»Laughing Gas and A Gentleman of Leisure
I had ordered a copy of the newest hardback reprint of A Gentleman of Leisure, ostensibly to replace the paperback I bought at Grand Central many, many years ago -- on my first (or second?) visit through New York City. It may well have been the first time I read Wodehouse on my own: my parents avidly read his novels, and took Jeeves and Blandings books on family trips, from which they sometimes read aloud, but I had not read any of his books in high school. I preferred Kerouac and Burroughs and Artaud.
Laughing Gas I just picked up at a rummage sale in Howth.

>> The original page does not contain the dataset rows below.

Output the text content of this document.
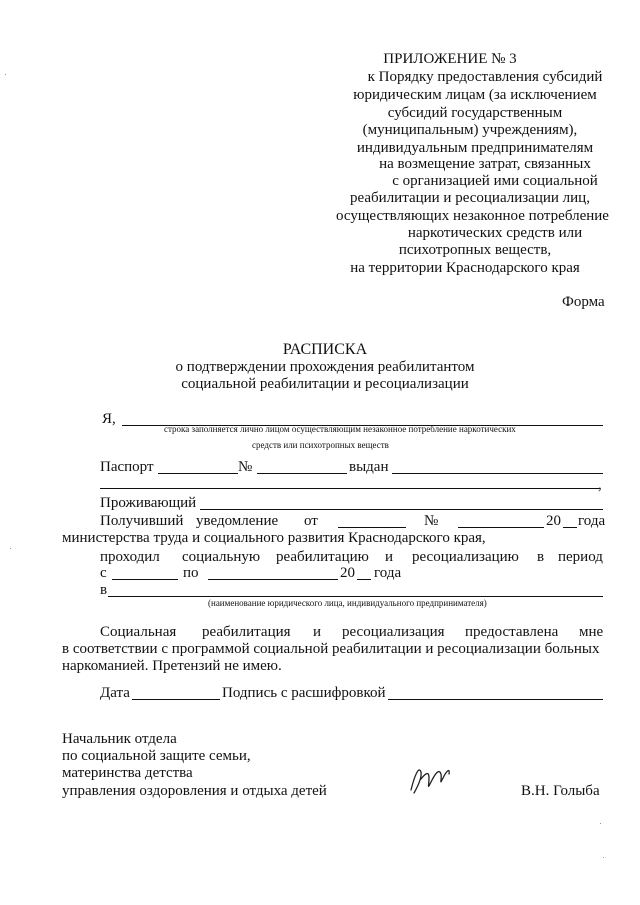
ПРИЛОЖЕНИЕ № 3
к Порядку предоставления субсидий
юридическим лицам (за исключением
субсидий государственным
(муниципальным) учреждениям),
индивидуальным предпринимателям
на возмещение затрат, связанных
с организацией ими социальной
реабилитации и ресоциализации лиц,
осуществляющих незаконное потребление
наркотических средств или
психотропных веществ,
на территории Краснодарского края
Форма
РАСПИСКА
о подтверждении прохождения реабилитантом
социальной реабилитации и ресоциализации
Я,
строка заполняется лично лицом осуществляющим незаконное потребление наркотических
средств или психотропных веществ
Паспорт	№	выдан
,
Проживающий
Получивший уведомление от	№	20 года
министерства труда и социального развития Краснодарского края,
проходил социальную реабилитацию и ресоциализацию в период
с	по	20 года
в
(наименование юридического лица, индивидуального предпринимателя)
Социальная реабилитация и ресоциализация предоставлена мне
в соответствии с программой социальной реабилитации и ресоциализации больных
наркоманией. Претензий не имею.
Дата	Подпись с расшифровкой
Начальник отдела
по социальной защите семьи,
материнства детства
управления оздоровления и отдыха детей	В.Н. Голыба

A Gentleman of Leisure and Laughing Gas are both hilarious, and both are set in Wodehouse's adoptive United States. The action in Laughing Gas is almost entirely in Hollywood, which forms the slapstick backdrop for this novel and also for Evelyn Waugh's deliciously funny "The Loved One": Hollwood in the '30s was so chock-a-block with expatriates, it seems, that you could hardly swing a cat without beaning a half-dozen monocled, bowler-hatted gentlemen.
A Gentleman of Leisure has a sublime plot, although it superficially resembles many of Wodehouse's comic romances. Our protagonist seeks to win the hand of a woman he has only seen across the rail between first- and second-class accomodations in trans-Atlantic passage, and also to settle a dilettante bet about his capability for larceny.